- Александр Моисеевич, все личные военные воспоминания уникальны. Людей, ясно помнящих испытания 60-летней давности очень мало. Сегодня те, кто этой памятью в силу возраста не обладает, начали многое переоценивать. В том числе, казалось бы давно утвержденные ясные и простые истины. Как война вошла в Вашу память?
- Это случилось в июне 1941 г. ярким солнечным утром, на даче. Мы ее снимали под Вырицей. Дачи у нас никогда не было, и сейчас нет. Отец приехал на пригородном поезде с бледным лицом, сказал: началась война. Вокруг была тишина, солнце, цвели одуванчики. Я удивился - какая война, разве это так бывает? А в июле моя мама, педагог 27 школы Василеостровского района, захватила меня, еще дошкольника в эвакуацию со своей школой. 150 тысяч детей Ленинграда вывезли тогда по заранее составленному плану из города в безопасное место.

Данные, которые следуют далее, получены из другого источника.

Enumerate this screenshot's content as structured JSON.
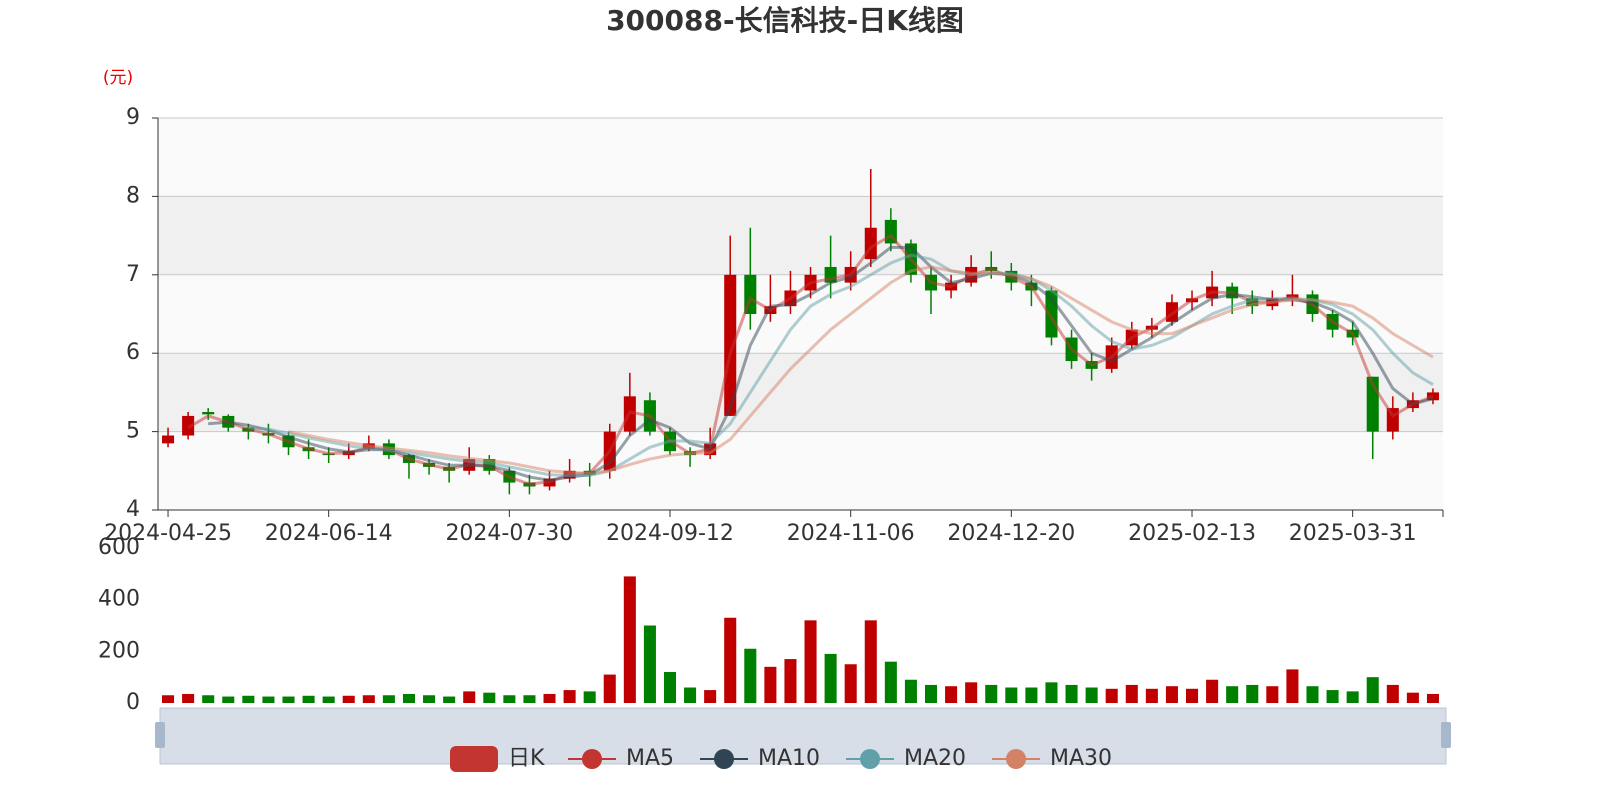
{
  "chart_data": {
    "type": "candlestick",
    "title": "300088-长信科技-日K线图",
    "y_unit": "(元)",
    "categories": [
      "2024-04-25",
      null,
      null,
      null,
      null,
      null,
      null,
      null,
      "2024-06-14",
      null,
      null,
      null,
      null,
      null,
      null,
      null,
      null,
      "2024-07-30",
      null,
      null,
      null,
      null,
      null,
      null,
      null,
      "2024-09-12",
      null,
      null,
      null,
      null,
      null,
      null,
      null,
      null,
      "2024-11-06",
      null,
      null,
      null,
      null,
      null,
      null,
      null,
      "2024-12-20",
      null,
      null,
      null,
      null,
      null,
      null,
      null,
      null,
      "2025-02-13",
      null,
      null,
      null,
      null,
      null,
      null,
      null,
      "2025-03-31",
      null,
      null,
      null,
      null
    ],
    "ylim": [
      4,
      9
    ],
    "yticks": [
      4,
      5,
      6,
      7,
      8,
      9
    ],
    "grid": true,
    "up_color": "#c00000",
    "down_color": "#008000",
    "series": [
      {
        "name": "日K",
        "color": "#c23531",
        "values": [
          [
            4.85,
            4.95,
            4.8,
            5.05
          ],
          [
            4.95,
            5.2,
            4.9,
            5.25
          ],
          [
            5.25,
            5.22,
            5.15,
            5.3
          ],
          [
            5.2,
            5.05,
            5.0,
            5.22
          ],
          [
            5.05,
            5.0,
            4.9,
            5.1
          ],
          [
            4.98,
            4.95,
            4.85,
            5.1
          ],
          [
            4.95,
            4.8,
            4.7,
            5.0
          ],
          [
            4.8,
            4.75,
            4.65,
            4.9
          ],
          [
            4.72,
            4.7,
            4.6,
            4.8
          ],
          [
            4.7,
            4.75,
            4.65,
            4.85
          ],
          [
            4.78,
            4.85,
            4.75,
            4.95
          ],
          [
            4.85,
            4.7,
            4.65,
            4.9
          ],
          [
            4.7,
            4.6,
            4.4,
            4.72
          ],
          [
            4.6,
            4.55,
            4.45,
            4.65
          ],
          [
            4.55,
            4.5,
            4.35,
            4.6
          ],
          [
            4.5,
            4.65,
            4.45,
            4.8
          ],
          [
            4.65,
            4.5,
            4.45,
            4.7
          ],
          [
            4.5,
            4.35,
            4.2,
            4.55
          ],
          [
            4.35,
            4.3,
            4.2,
            4.45
          ],
          [
            4.3,
            4.4,
            4.25,
            4.5
          ],
          [
            4.4,
            4.5,
            4.35,
            4.65
          ],
          [
            4.5,
            4.45,
            4.3,
            4.6
          ],
          [
            4.5,
            5.0,
            4.4,
            5.1
          ],
          [
            5.0,
            5.45,
            4.95,
            5.75
          ],
          [
            5.4,
            5.0,
            4.95,
            5.5
          ],
          [
            5.0,
            4.75,
            4.7,
            5.05
          ],
          [
            4.75,
            4.7,
            4.55,
            4.8
          ],
          [
            4.7,
            4.85,
            4.65,
            5.05
          ],
          [
            5.2,
            7.0,
            5.2,
            7.5
          ],
          [
            7.0,
            6.5,
            6.3,
            7.6
          ],
          [
            6.5,
            6.6,
            6.4,
            7.0
          ],
          [
            6.6,
            6.8,
            6.5,
            7.05
          ],
          [
            6.8,
            7.0,
            6.7,
            7.1
          ],
          [
            7.1,
            6.9,
            6.7,
            7.5
          ],
          [
            6.9,
            7.1,
            6.8,
            7.3
          ],
          [
            7.2,
            7.6,
            7.1,
            8.35
          ],
          [
            7.7,
            7.4,
            7.3,
            7.85
          ],
          [
            7.4,
            7.0,
            6.9,
            7.45
          ],
          [
            7.0,
            6.8,
            6.5,
            7.1
          ],
          [
            6.8,
            6.9,
            6.7,
            7.0
          ],
          [
            6.9,
            7.1,
            6.85,
            7.25
          ],
          [
            7.1,
            7.05,
            6.95,
            7.3
          ],
          [
            7.05,
            6.9,
            6.8,
            7.15
          ],
          [
            6.9,
            6.8,
            6.6,
            7.0
          ],
          [
            6.8,
            6.2,
            6.1,
            6.85
          ],
          [
            6.2,
            5.9,
            5.8,
            6.3
          ],
          [
            5.9,
            5.8,
            5.65,
            6.0
          ],
          [
            5.8,
            6.1,
            5.75,
            6.2
          ],
          [
            6.1,
            6.3,
            6.05,
            6.4
          ],
          [
            6.3,
            6.35,
            6.2,
            6.45
          ],
          [
            6.4,
            6.65,
            6.35,
            6.75
          ],
          [
            6.65,
            6.7,
            6.55,
            6.8
          ],
          [
            6.7,
            6.85,
            6.6,
            7.05
          ],
          [
            6.85,
            6.7,
            6.5,
            6.9
          ],
          [
            6.7,
            6.6,
            6.5,
            6.8
          ],
          [
            6.6,
            6.7,
            6.55,
            6.8
          ],
          [
            6.7,
            6.75,
            6.6,
            7.0
          ],
          [
            6.75,
            6.5,
            6.4,
            6.8
          ],
          [
            6.5,
            6.3,
            6.2,
            6.55
          ],
          [
            6.3,
            6.2,
            6.1,
            6.4
          ],
          [
            5.7,
            5.0,
            4.65,
            5.7
          ],
          [
            5.0,
            5.3,
            4.9,
            5.45
          ],
          [
            5.3,
            5.4,
            5.25,
            5.5
          ],
          [
            5.4,
            5.5,
            5.35,
            5.55
          ]
        ]
      },
      {
        "name": "MA5",
        "color": "#c23531",
        "values": [
          null,
          5.05,
          5.2,
          5.12,
          5.03,
          4.97,
          4.87,
          4.78,
          4.72,
          4.73,
          4.8,
          4.77,
          4.65,
          4.58,
          4.52,
          4.58,
          4.56,
          4.42,
          4.33,
          4.36,
          4.46,
          4.47,
          4.75,
          5.25,
          5.2,
          4.88,
          4.72,
          4.78,
          6.0,
          6.7,
          6.55,
          6.7,
          6.9,
          6.95,
          7.0,
          7.35,
          7.5,
          7.2,
          6.9,
          6.85,
          7.0,
          7.07,
          6.97,
          6.85,
          6.45,
          6.05,
          5.85,
          5.95,
          6.2,
          6.32,
          6.5,
          6.68,
          6.78,
          6.77,
          6.65,
          6.65,
          6.72,
          6.62,
          6.4,
          6.25,
          5.6,
          5.2,
          5.35,
          5.45
        ]
      },
      {
        "name": "MA10",
        "color": "#2f4554",
        "values": [
          null,
          null,
          5.1,
          5.12,
          5.08,
          5.02,
          4.93,
          4.85,
          4.78,
          4.74,
          4.77,
          4.77,
          4.7,
          4.63,
          4.57,
          4.57,
          4.56,
          4.5,
          4.42,
          4.38,
          4.42,
          4.45,
          4.6,
          4.95,
          5.15,
          5.05,
          4.85,
          4.78,
          5.3,
          6.1,
          6.6,
          6.62,
          6.75,
          6.9,
          6.97,
          7.15,
          7.35,
          7.35,
          7.1,
          6.9,
          6.95,
          7.02,
          7.0,
          6.9,
          6.7,
          6.35,
          6.0,
          5.9,
          6.05,
          6.2,
          6.38,
          6.55,
          6.7,
          6.75,
          6.72,
          6.68,
          6.68,
          6.65,
          6.55,
          6.4,
          6.0,
          5.55,
          5.35,
          5.42
        ]
      },
      {
        "name": "MA20",
        "color": "#61a0a8",
        "values": [
          null,
          null,
          null,
          null,
          5.05,
          5.03,
          4.98,
          4.92,
          4.87,
          4.82,
          4.78,
          4.76,
          4.73,
          4.69,
          4.65,
          4.62,
          4.6,
          4.55,
          4.5,
          4.45,
          4.44,
          4.44,
          4.5,
          4.65,
          4.8,
          4.88,
          4.88,
          4.85,
          5.1,
          5.5,
          5.9,
          6.3,
          6.6,
          6.75,
          6.85,
          7.0,
          7.15,
          7.25,
          7.2,
          7.05,
          7.0,
          7.02,
          7.02,
          6.95,
          6.8,
          6.6,
          6.35,
          6.15,
          6.05,
          6.1,
          6.2,
          6.35,
          6.5,
          6.6,
          6.68,
          6.7,
          6.7,
          6.68,
          6.62,
          6.5,
          6.3,
          6.0,
          5.75,
          5.6
        ]
      },
      {
        "name": "MA30",
        "color": "#d48265",
        "values": [
          null,
          null,
          null,
          null,
          null,
          null,
          5.0,
          4.95,
          4.9,
          4.86,
          4.82,
          4.79,
          4.76,
          4.73,
          4.69,
          4.66,
          4.63,
          4.6,
          4.55,
          4.5,
          4.48,
          4.47,
          4.5,
          4.58,
          4.65,
          4.7,
          4.72,
          4.73,
          4.9,
          5.2,
          5.5,
          5.8,
          6.05,
          6.3,
          6.5,
          6.7,
          6.9,
          7.05,
          7.1,
          7.05,
          7.02,
          7.02,
          7.0,
          6.95,
          6.85,
          6.7,
          6.55,
          6.4,
          6.3,
          6.25,
          6.25,
          6.35,
          6.45,
          6.55,
          6.62,
          6.65,
          6.68,
          6.68,
          6.65,
          6.6,
          6.45,
          6.25,
          6.1,
          5.95
        ]
      }
    ],
    "volume": {
      "ylim": [
        0,
        600
      ],
      "yticks": [
        0,
        200,
        400,
        600
      ],
      "values": [
        30,
        35,
        30,
        25,
        28,
        25,
        25,
        28,
        25,
        28,
        30,
        30,
        35,
        30,
        25,
        45,
        40,
        30,
        30,
        35,
        50,
        45,
        110,
        490,
        300,
        120,
        60,
        50,
        330,
        210,
        140,
        170,
        320,
        190,
        150,
        320,
        160,
        90,
        70,
        65,
        80,
        70,
        60,
        60,
        80,
        70,
        60,
        55,
        70,
        55,
        65,
        55,
        90,
        65,
        70,
        65,
        130,
        65,
        50,
        45,
        100,
        70,
        40,
        35
      ]
    }
  }
}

Но план-то был составлен на случай войны с белофиннами. И вывезли нас в район Старой Руссы в деревню Корпово Новгородской области. То есть подальше от финской границы. И немцы туда подошли даже быстрее, чем под Ленинград. В августе некоторые матери стали приезжать туда, пытались украсть своих детей, забрать назад в Ленинград, а им не давали. Я помню эти драмы. От пожаров алело небо, тянуло гарью. Последним эшелоном 6 сентября нас вернули обратно в город. 9 сентября немцы взяли Шлиссельбург и кольцо блокады захлопнулось.
Помню очень красивую картинку: горели Бадаевские склады. Мы, маленькие идиоты радовались красоте, не понимая, что с каждой секундой сгорает чья-то жизнь. Это горели продукты. Дальше становилось все хуже. Но память наша избирательна. Она не хочет вспоминать неубранные трупы на улицах. Соседний дом снесло бомбой. Соседка от слабости не смогла встать и потушить буржуйку. Дом наш загорелся. Нам тоже пришлось перебираться в другое место. Я и стишок даже такой пару лет назад написал, "Воспоминание".
Сочится медленно, как струйка
С клубка уроненная нить.
Соседка умерла, буржуйку
Уже не в силах погасить.
Огонь был вялый, еле-еле.
И не дошло бы до беды,
Его бы загасить успели.
Да только не было воды,
Которую тогда таскали
Из дальней проруби с Невы.
Метель могла еще в начале
Пожар запудрить… Но увы,
Три дня неспешно, на морозе
Горел шестиэтажный дом.
В стихах сегодняшних и прозе
Припоминаю я с трудом
Ту зиму черную блокады,
Паек, урезанный на треть
И надпись, звавшую с плаката
Не отступить и умереть.
Но спрятавшись под одеяло
Я ночью чувствую опять,
Что снова тлеет одеяло
И снова некуда бежать.
В апреле 1942 года на машинах нас вывезли по дороге жизни, которую мы тогда звали "Дорога смерти". Потом была эвакуация в Омск и возвращение домой в 1945 году. И вот удивительная вещь - в 2001 году открыли первое кладбище немецких солдат, погибших под Ленинградом. Проблема была непростая. От России участвовал фронтовик Даниил Гранин и я. Многие отказались. У меня с фашистами особые счеты. Родня моего отца, инженера-полиграфиста, жила в Могилеве и в 1941 г. Мы должны были туда уехать, да денег не хватило. Случайно не уехали. Если бы поехали, этого интервью бы не было. Потому, что в 1941 г. всех моих родственников, бабушку, дедушку, теток, братьев немцы закопали живьем в яму вместе с 10 000 могилевских евреев, даже не потрудившись патроны потратить. И я бы в этой яме лежал.